Отбывал наказание во Владимирской тюрьме и Майрановский, сидевший тут с 1953 года. Его едва можно было узнать: казалось, от прежнего Майрановского сохранилась одна лишь оболочка. Чтобы выжить и спастись от тюремных побоев, он, сломленный и тщетно надеявшийся на освобождение, согласился давать показания против Берии, Меркулова и Абакумова, свидетельствующие об их участии в тайных убийствах. Правда, никаких имен жертв он не мог назвать. Всех троих — Берию, Меркулова и Абакумова — расстреляли, а Майрановский продолжал отбывать срок. Иногда его допрашивали сотрудники Пятого спецотдела КГБ и прокуратуры в качестве свидетеля по интересующим их делам.
Здесь же содержались Эйтингон, прибывший во Владимир в марте 1957 года с двенадцатилетним сроком, Мамулов, начальник секретариата Берии и заместитель министра внутренних дел, отвечавший за золотодобычу.
Сидели во Владимирской тюрьме Дарья Гусяк и Мария Дидык, нелегальные курьеры бандеровского подполья, захваченные в 1950-м году.
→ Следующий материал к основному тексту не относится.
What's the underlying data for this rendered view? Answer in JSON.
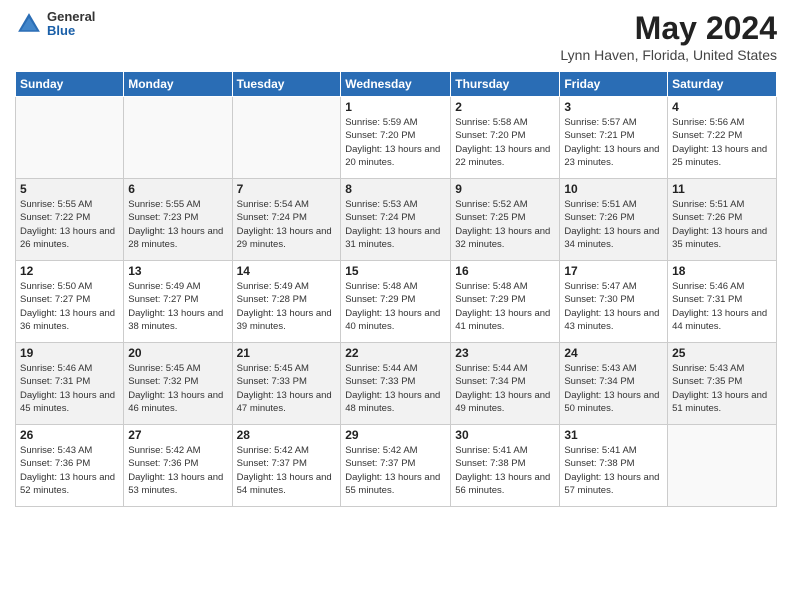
{
  "header": {
    "logo_general": "General",
    "logo_blue": "Blue",
    "month_title": "May 2024",
    "location": "Lynn Haven, Florida, United States"
  },
  "weekdays": [
    "Sunday",
    "Monday",
    "Tuesday",
    "Wednesday",
    "Thursday",
    "Friday",
    "Saturday"
  ],
  "weeks": [
    [
      {
        "day": "",
        "empty": true
      },
      {
        "day": "",
        "empty": true
      },
      {
        "day": "",
        "empty": true
      },
      {
        "day": "1",
        "sunrise": "5:59 AM",
        "sunset": "7:20 PM",
        "daylight": "13 hours and 20 minutes."
      },
      {
        "day": "2",
        "sunrise": "5:58 AM",
        "sunset": "7:20 PM",
        "daylight": "13 hours and 22 minutes."
      },
      {
        "day": "3",
        "sunrise": "5:57 AM",
        "sunset": "7:21 PM",
        "daylight": "13 hours and 23 minutes."
      },
      {
        "day": "4",
        "sunrise": "5:56 AM",
        "sunset": "7:22 PM",
        "daylight": "13 hours and 25 minutes."
      }
    ],
    [
      {
        "day": "5",
        "sunrise": "5:55 AM",
        "sunset": "7:22 PM",
        "daylight": "13 hours and 26 minutes."
      },
      {
        "day": "6",
        "sunrise": "5:55 AM",
        "sunset": "7:23 PM",
        "daylight": "13 hours and 28 minutes."
      },
      {
        "day": "7",
        "sunrise": "5:54 AM",
        "sunset": "7:24 PM",
        "daylight": "13 hours and 29 minutes."
      },
      {
        "day": "8",
        "sunrise": "5:53 AM",
        "sunset": "7:24 PM",
        "daylight": "13 hours and 31 minutes."
      },
      {
        "day": "9",
        "sunrise": "5:52 AM",
        "sunset": "7:25 PM",
        "daylight": "13 hours and 32 minutes."
      },
      {
        "day": "10",
        "sunrise": "5:51 AM",
        "sunset": "7:26 PM",
        "daylight": "13 hours and 34 minutes."
      },
      {
        "day": "11",
        "sunrise": "5:51 AM",
        "sunset": "7:26 PM",
        "daylight": "13 hours and 35 minutes."
      }
    ],
    [
      {
        "day": "12",
        "sunrise": "5:50 AM",
        "sunset": "7:27 PM",
        "daylight": "13 hours and 36 minutes."
      },
      {
        "day": "13",
        "sunrise": "5:49 AM",
        "sunset": "7:27 PM",
        "daylight": "13 hours and 38 minutes."
      },
      {
        "day": "14",
        "sunrise": "5:49 AM",
        "sunset": "7:28 PM",
        "daylight": "13 hours and 39 minutes."
      },
      {
        "day": "15",
        "sunrise": "5:48 AM",
        "sunset": "7:29 PM",
        "daylight": "13 hours and 40 minutes."
      },
      {
        "day": "16",
        "sunrise": "5:48 AM",
        "sunset": "7:29 PM",
        "daylight": "13 hours and 41 minutes."
      },
      {
        "day": "17",
        "sunrise": "5:47 AM",
        "sunset": "7:30 PM",
        "daylight": "13 hours and 43 minutes."
      },
      {
        "day": "18",
        "sunrise": "5:46 AM",
        "sunset": "7:31 PM",
        "daylight": "13 hours and 44 minutes."
      }
    ],
    [
      {
        "day": "19",
        "sunrise": "5:46 AM",
        "sunset": "7:31 PM",
        "daylight": "13 hours and 45 minutes."
      },
      {
        "day": "20",
        "sunrise": "5:45 AM",
        "sunset": "7:32 PM",
        "daylight": "13 hours and 46 minutes."
      },
      {
        "day": "21",
        "sunrise": "5:45 AM",
        "sunset": "7:33 PM",
        "daylight": "13 hours and 47 minutes."
      },
      {
        "day": "22",
        "sunrise": "5:44 AM",
        "sunset": "7:33 PM",
        "daylight": "13 hours and 48 minutes."
      },
      {
        "day": "23",
        "sunrise": "5:44 AM",
        "sunset": "7:34 PM",
        "daylight": "13 hours and 49 minutes."
      },
      {
        "day": "24",
        "sunrise": "5:43 AM",
        "sunset": "7:34 PM",
        "daylight": "13 hours and 50 minutes."
      },
      {
        "day": "25",
        "sunrise": "5:43 AM",
        "sunset": "7:35 PM",
        "daylight": "13 hours and 51 minutes."
      }
    ],
    [
      {
        "day": "26",
        "sunrise": "5:43 AM",
        "sunset": "7:36 PM",
        "daylight": "13 hours and 52 minutes."
      },
      {
        "day": "27",
        "sunrise": "5:42 AM",
        "sunset": "7:36 PM",
        "daylight": "13 hours and 53 minutes."
      },
      {
        "day": "28",
        "sunrise": "5:42 AM",
        "sunset": "7:37 PM",
        "daylight": "13 hours and 54 minutes."
      },
      {
        "day": "29",
        "sunrise": "5:42 AM",
        "sunset": "7:37 PM",
        "daylight": "13 hours and 55 minutes."
      },
      {
        "day": "30",
        "sunrise": "5:41 AM",
        "sunset": "7:38 PM",
        "daylight": "13 hours and 56 minutes."
      },
      {
        "day": "31",
        "sunrise": "5:41 AM",
        "sunset": "7:38 PM",
        "daylight": "13 hours and 57 minutes."
      },
      {
        "day": "",
        "empty": true
      }
    ]
  ],
  "labels": {
    "sunrise_prefix": "Sunrise: ",
    "sunset_prefix": "Sunset: ",
    "daylight_prefix": "Daylight: "
  }
}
Они разносили еду заключенным, но, сталкиваясь с Судоплатовым, не признавали в нём высокопоставленного сотрудника МГБ, допрашивавшего обеих в Львовской тюрьме.
Через три месяца после прибытия Павла во Владимирскую тюрьму на свидание с ним Эмма привезла сыновей, мудро решив не показывать им отца, пока тот был не в лучшей физической форме. У Павла задрожали руки, и он едва владел собой, когда они вошли.
Начальник тюрьмы полковник Козик разрешил два дополнительных свидания с женой кроме положенного одного в месяц. За год до своей отставки в 59-м он устроил Павлу свидание у себя в кабинете с Александром, мужем свояченицы. Тот сообщил об изменениях, происходящих в МВД и КГБ. Информация о том, кто находится у власти, а кого отправили в отставку, инициативы нового председателя КГБ Шелепина по расширению операций советской разведки за рубежом дали Судоплатову надежду, что он мог бы быть полезен новому руководству благодаря своему немалому опыту, и поэтому мог быть амнистирован, как это произошло с генералами и офицерами, выпущенными Сталиным и Берией в 1939-м и 1941-м годах.
В результате Судоплатов начал бомбардировать Верховный суд и прокуратуру прошениями о пересмотре дела. От жены знал, что она дважды обращалась к Хрущеву и в Верховный суд с просьбой допустить адвоката при рассмотрении его дела. Но в этой просьбе ей было отказано. Эмма показала Павлу копии своих ходатайств, и он послал в Москву протест, заявляя, что приговор не имеет юридической силы, поскольку ему было отказано в праве на защиту, а также в ознакомлении с протоколом судебного заседания, который он так и не подписал.
На него был получен ответ, подписанный заместителем председателя Верховного суда Смирновым, где говорилось, что оснований для пересмотра дела нет. На следующие сорок прошений ответа Павел не получил.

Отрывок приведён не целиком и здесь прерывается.